Не умеряя машистой рыси, по четыре в ряд, вынеслись на мост. Того и гляди затопчут. Ашик, схватив мальчика за плечи, прижался с ним к невысокой каменной ограде.
Две сотни проскакали мимо, обдав тяжелым духом конского пота, оглушив грохотом кованых подков. Сату успел заметить на древке знак капыджибаши — начальника султанской стражи. Через седло был перекинут притороченный мешок, очертаньями походивший на человеческое тело.
Холод пробежал по спине ашика. Страшное предчувствие стиснуло сердце. Стиснуло и не отпускало. Ноги ослабли, спиной по ограде он осел на камни моста.
Когда затих стук копыт, мальчик тронул его за плечо:
— Пойдем же, дедушка Сату!
Старик не слышал.
Тихо и темно было в глухой лесной деревеньке неподалеку от Загоры. Только ветер посвистывал в оголенных ветвях да выла собака. Во всех домах прямо на земляном полу, на сеновалах, в хлевах рядом с жевавшей жвачку и тяжко вздыхавшей во сне скотиной вповалку спали люди. Не всем хватило места под крышей — лежали под деревьями, зарывшись в прелую сырую листву, согревая друг друга телами. Десятник Живко, собравший отряд из болгарских войнуков, беглых азапов и городских подмастерьев, запретил жечь костры. Окна в домах и те велел занавесить, чтоб ни один огонек не пробился наружу. Разные люди бродили по лесу после разгрома, среди них могли быть и султанские проведчики.
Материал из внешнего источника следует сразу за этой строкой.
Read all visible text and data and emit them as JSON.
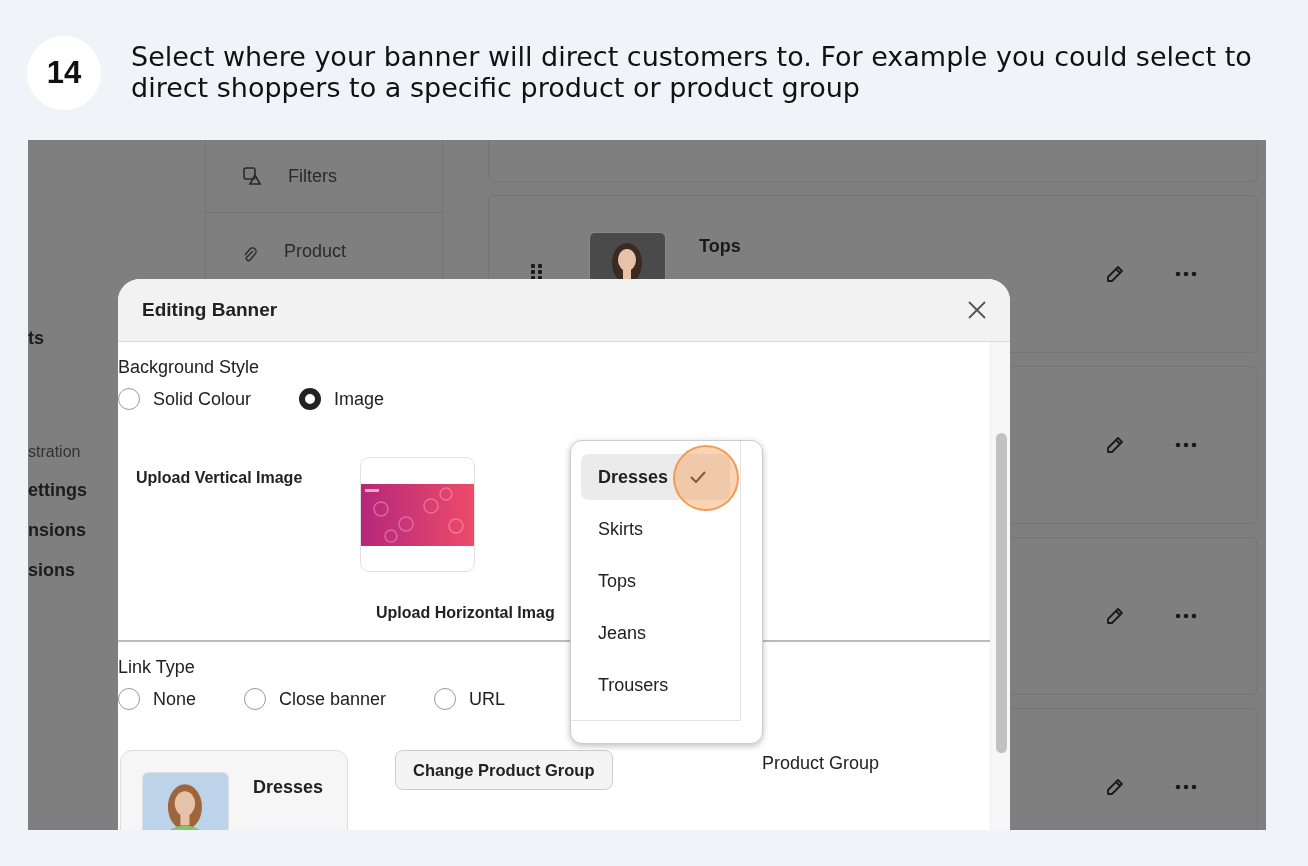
{
  "step": {
    "number": "14",
    "instruction": "Select where your banner will direct customers to. For example you could select to direct shoppers to a specific product or product group"
  },
  "background_app": {
    "sidebar_items": [
      {
        "kind": "link",
        "label": "ts"
      },
      {
        "kind": "heading",
        "label": "stration"
      },
      {
        "kind": "link",
        "label": "ettings"
      },
      {
        "kind": "link",
        "label": "nsions"
      },
      {
        "kind": "link",
        "label": "sions"
      }
    ],
    "nav_items": [
      {
        "kind": "filters",
        "label": "Filters"
      },
      {
        "kind": "link",
        "label": "Product"
      }
    ],
    "cards": [
      {
        "kind": "partial"
      },
      {
        "kind": "item",
        "title": "Tops"
      },
      {
        "kind": "actions"
      },
      {
        "kind": "actions"
      },
      {
        "kind": "actions"
      }
    ]
  },
  "modal": {
    "title": "Editing Banner",
    "background_style": {
      "label": "Background Style",
      "options": [
        {
          "label": "Solid Colour",
          "selected": false
        },
        {
          "label": "Image",
          "selected": true
        }
      ]
    },
    "upload_vertical_label": "Upload Vertical Image",
    "upload_horizontal_label": "Upload Horizontal Imag",
    "link_type": {
      "label": "Link Type",
      "options": [
        {
          "label": "None",
          "selected": false
        },
        {
          "label": "Close banner",
          "selected": false
        },
        {
          "label": "URL",
          "selected": false
        }
      ],
      "partial_option_label": "Product Group"
    },
    "product_group": {
      "name": "Dresses"
    },
    "change_button": "Change Product Group",
    "dropdown": {
      "items": [
        {
          "label": "Dresses",
          "selected": true
        },
        {
          "label": "Skirts",
          "selected": false
        },
        {
          "label": "Tops",
          "selected": false
        },
        {
          "label": "Jeans",
          "selected": false
        },
        {
          "label": "Trousers",
          "selected": false
        }
      ]
    }
  }
}
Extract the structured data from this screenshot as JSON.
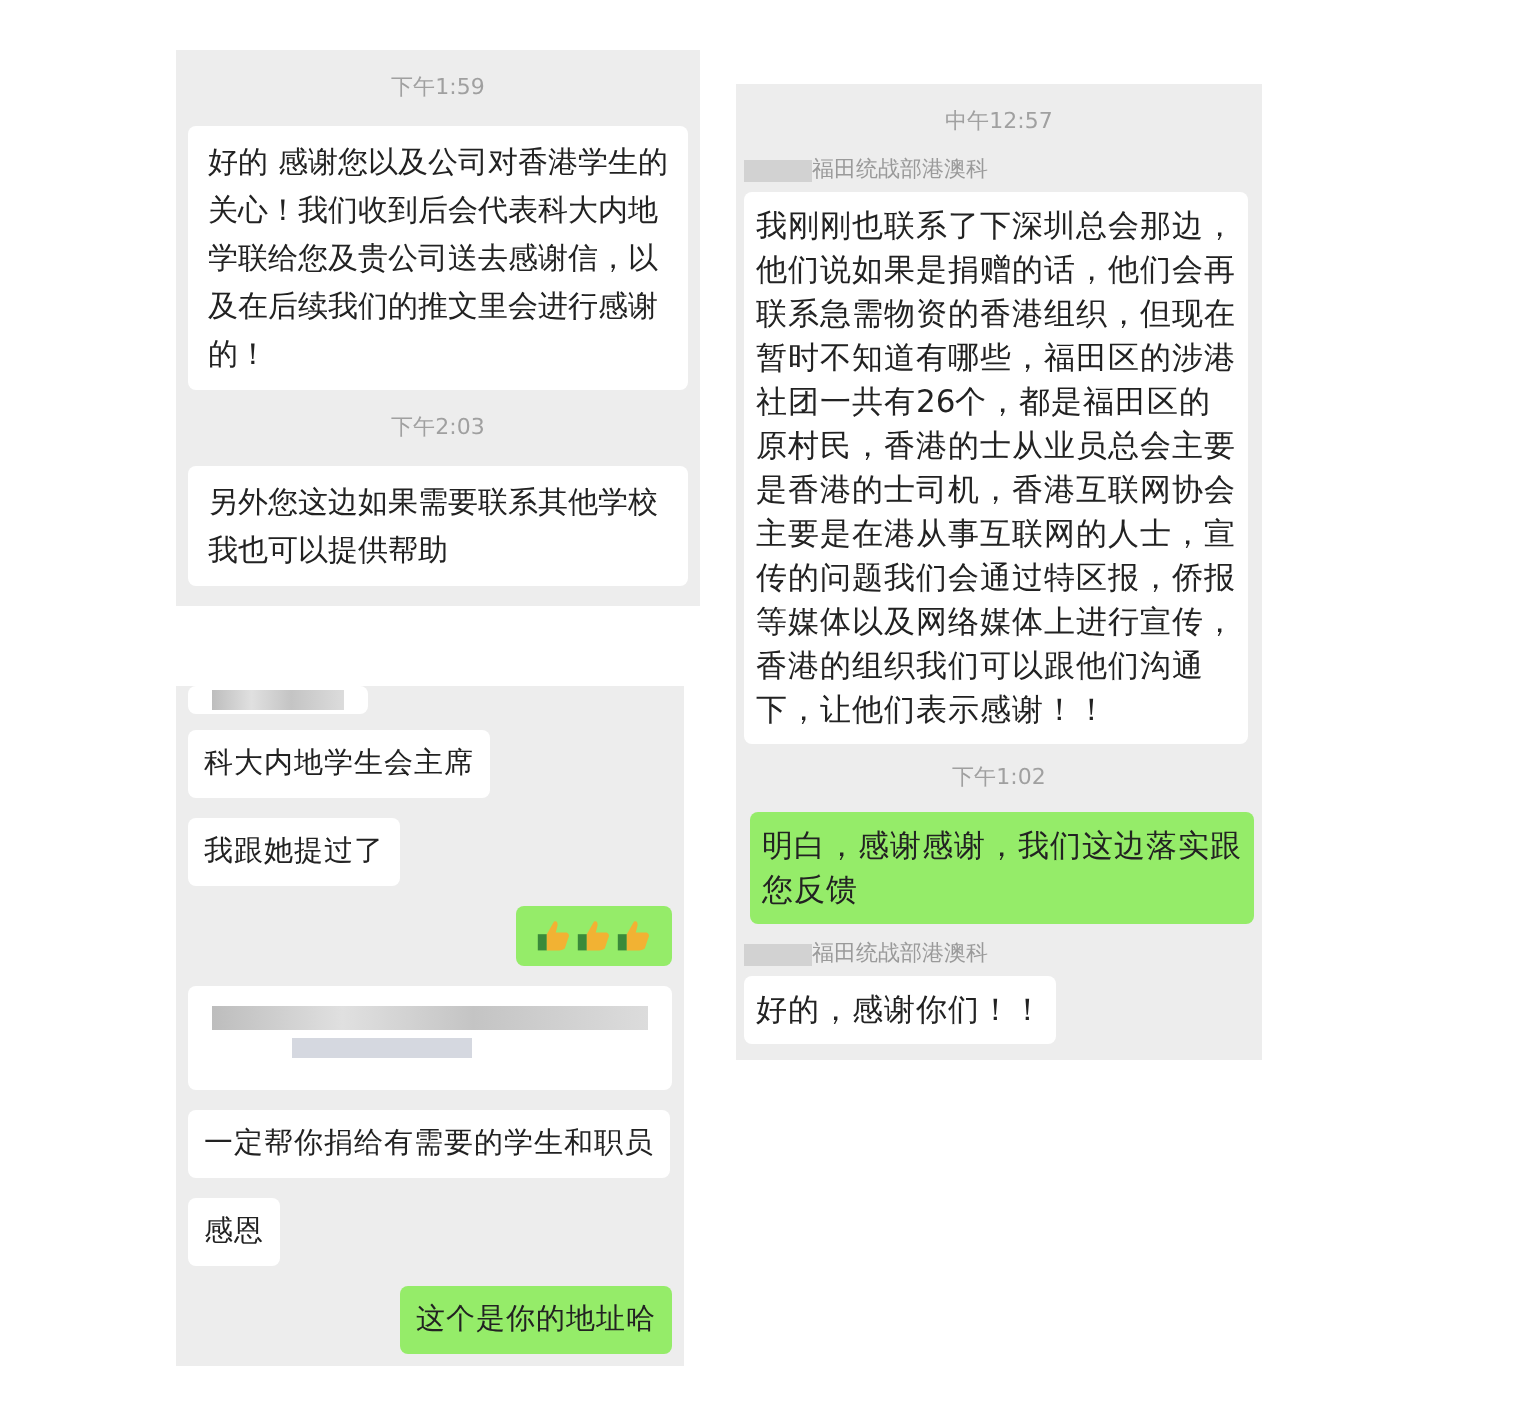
{
  "panels": [
    {
      "messages": [
        {
          "kind": "time",
          "text": "下午1:59"
        },
        {
          "kind": "incoming",
          "text": "好的 感谢您以及公司对香港学生的关心！我们收到后会代表科大内地学联给您及贵公司送去感谢信，以及在后续我们的推文里会进行感谢的！"
        },
        {
          "kind": "time",
          "text": "下午2:03"
        },
        {
          "kind": "incoming",
          "text": "另外您这边如果需要联系其他学校我也可以提供帮助"
        }
      ]
    },
    {
      "messages": [
        {
          "kind": "redacted_cut"
        },
        {
          "kind": "incoming",
          "text": "科大内地学生会主席"
        },
        {
          "kind": "incoming",
          "text": "我跟她提过了"
        },
        {
          "kind": "thumbs"
        },
        {
          "kind": "redacted"
        },
        {
          "kind": "incoming",
          "text": "一定帮你捐给有需要的学生和职员"
        },
        {
          "kind": "incoming",
          "text": "感恩"
        },
        {
          "kind": "outgoing",
          "text": "这个是你的地址哈"
        }
      ]
    },
    {
      "messages": [
        {
          "kind": "time",
          "text": "中午12:57"
        },
        {
          "kind": "sender",
          "text": "福田统战部港澳科"
        },
        {
          "kind": "incoming",
          "text": "我刚刚也联系了下深圳总会那边，他们说如果是捐赠的话，他们会再联系急需物资的香港组织，但现在暂时不知道有哪些，福田区的涉港社团一共有26个，都是福田区的原村民，香港的士从业员总会主要是香港的士司机，香港互联网协会主要是在港从事互联网的人士，宣传的问题我们会通过特区报，侨报等媒体以及网络媒体上进行宣传，香港的组织我们可以跟他们沟通下，让他们表示感谢！！"
        },
        {
          "kind": "time",
          "text": "下午1:02"
        },
        {
          "kind": "outgoing",
          "text": "明白，感谢感谢，我们这边落实跟您反馈"
        },
        {
          "kind": "sender",
          "text": "福田统战部港澳科"
        },
        {
          "kind": "incoming",
          "text": "好的，感谢你们！！"
        }
      ]
    }
  ]
}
Во все концы лесного моря разослали вестников: учитель-де жив и снова собирает братьев под защиту детинцев к Бездонному озеру.
Одна-единственная свеча горела во всей деревне. Глядя на ее пламя, сидел, поджав под себя ноги, в глубине глинобитной горницы шейх Бедреддин. Напротив под дверью лежал суданец Джаффар, вскидывавшийся при каждом шорохе, как мать на шевеленье младенца. Выставив вокруг деревни секреты, дремал возле занавешенного окна, уронивши голову на грудь, десятник Живко. Тут же спали сморенные дорогой Ахи Махмуд и Азиз-алп. Оба только что вернулись из Эдирне, чудом разыскали учителя.
Ашик Дурасы Эмре безотрывно глядел на думавшего свою думу Бедреддина и пытался проникнуть в его мысли. Не смыкал глаз и писарь тайн Маджнун — спешил при свете свечи закончить еще одну копию последней, самой откровенной книги учителя «Свет сердец».
Ждали Шахина. Только он пока откликнулся на зов и обещал прибыть с полусотней своих уцелевших всадников, чтобы следовать с учителем к Бездонному озеру.
Из лесу снова донесся протяжный вой. «Пес оплакивает своего хозяина, — подумалось Дурасы Эмре. — А мы и слезы не успеваем проронить по нашим павшим братьям».
Он представил себе старого кузнеца лежащим во тьме, среди сырых кустов, воющего над ним, задравши морду, огромного пса. Умереть, как этот русич, от удара в спину, пусть за правое дело, но в немыслимой дали от своей земли, от своей речи, там, где нет ни единой родной души, чтобы оплакать его.